Essa política de submissão tem um custo social incalculável, pois implicou na manutenção de altas taxas de juros, que provocaram recessão e desemprego. Por isso, é preciso dar um basta, redirecionando os esforços para um projeto de desenvolvimento nacionalista para combater as políticas liberais e mostrar à população a verdadeira cara do Brasil. Um projeto que invista em obras infra-estruturais de vulto, capazes de gerar empregos, renda, poupança, aumento do consumo, que incentiva o comércio, os serviços e a produção, para gerar novamente mais empregos contra os liberais que geram privatizações, enfraquecem a soberania nacional, criam desemprego.

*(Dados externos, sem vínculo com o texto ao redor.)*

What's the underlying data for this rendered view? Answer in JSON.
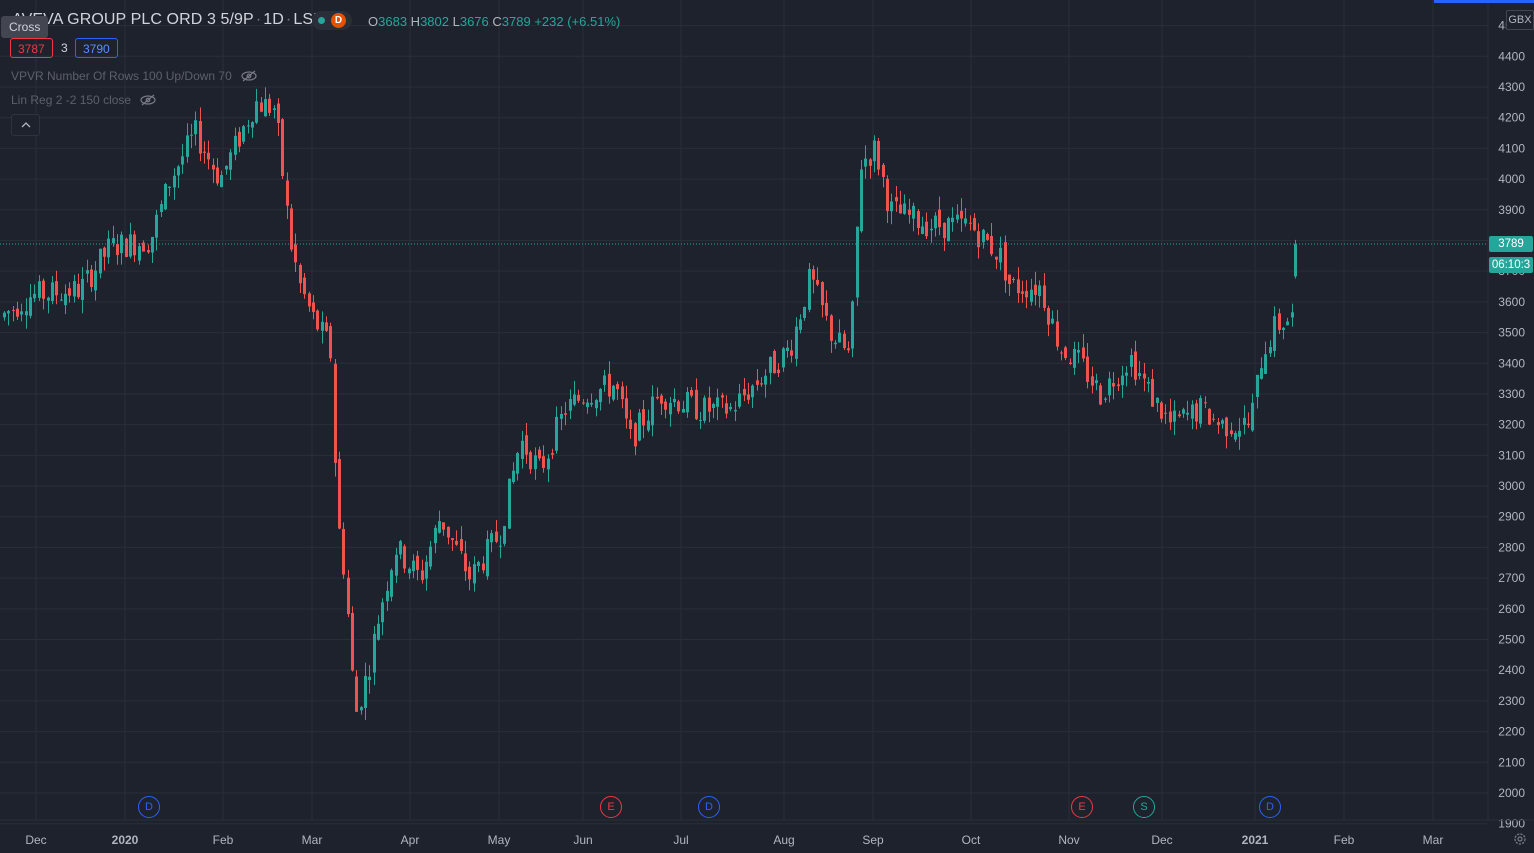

Temos exemplos aqui mesmo de como essa virada pode se dar. No Paraná, o governo Requião inverteu a lógica do mercado, surpreendendo ao próprio mercado com resultados muito acima dos esperados. Recuperou-se a capacidade do Estado de governar pensando no interesse público. Gerou-se um novo ciclo virtuoso na economia, não com submissão ao mercado, mas trocando impostos por empregos, e livrando-se 140 mil micros e pequenas empresas de uma carga tributária injusta e desnecessária. O resultado foi mais de 200 mil empregos formais novos em dois anos, ou 700 mil postos de trabalho no total, além de 75 mil novas empresas abertas no Estado.

Enfrentaram-se interesses poderosos instalados no Estado através de contratos iníquos, que debaixo de uma pretensa regularidade jurídica escondiam esquemas de sangria da poupança pública e do patrimônio construído durante décadas de esforço popular e planejamento estratégico. E ao contrário do que diagnosticavam os catastrofistas a serviço do mercado, o resultado foi que nossas empresas se tornaram ainda mais saudáveis e lucrativas, até mesmo para os investidores privados, cujos interesses, diziam, estariam se contrariando.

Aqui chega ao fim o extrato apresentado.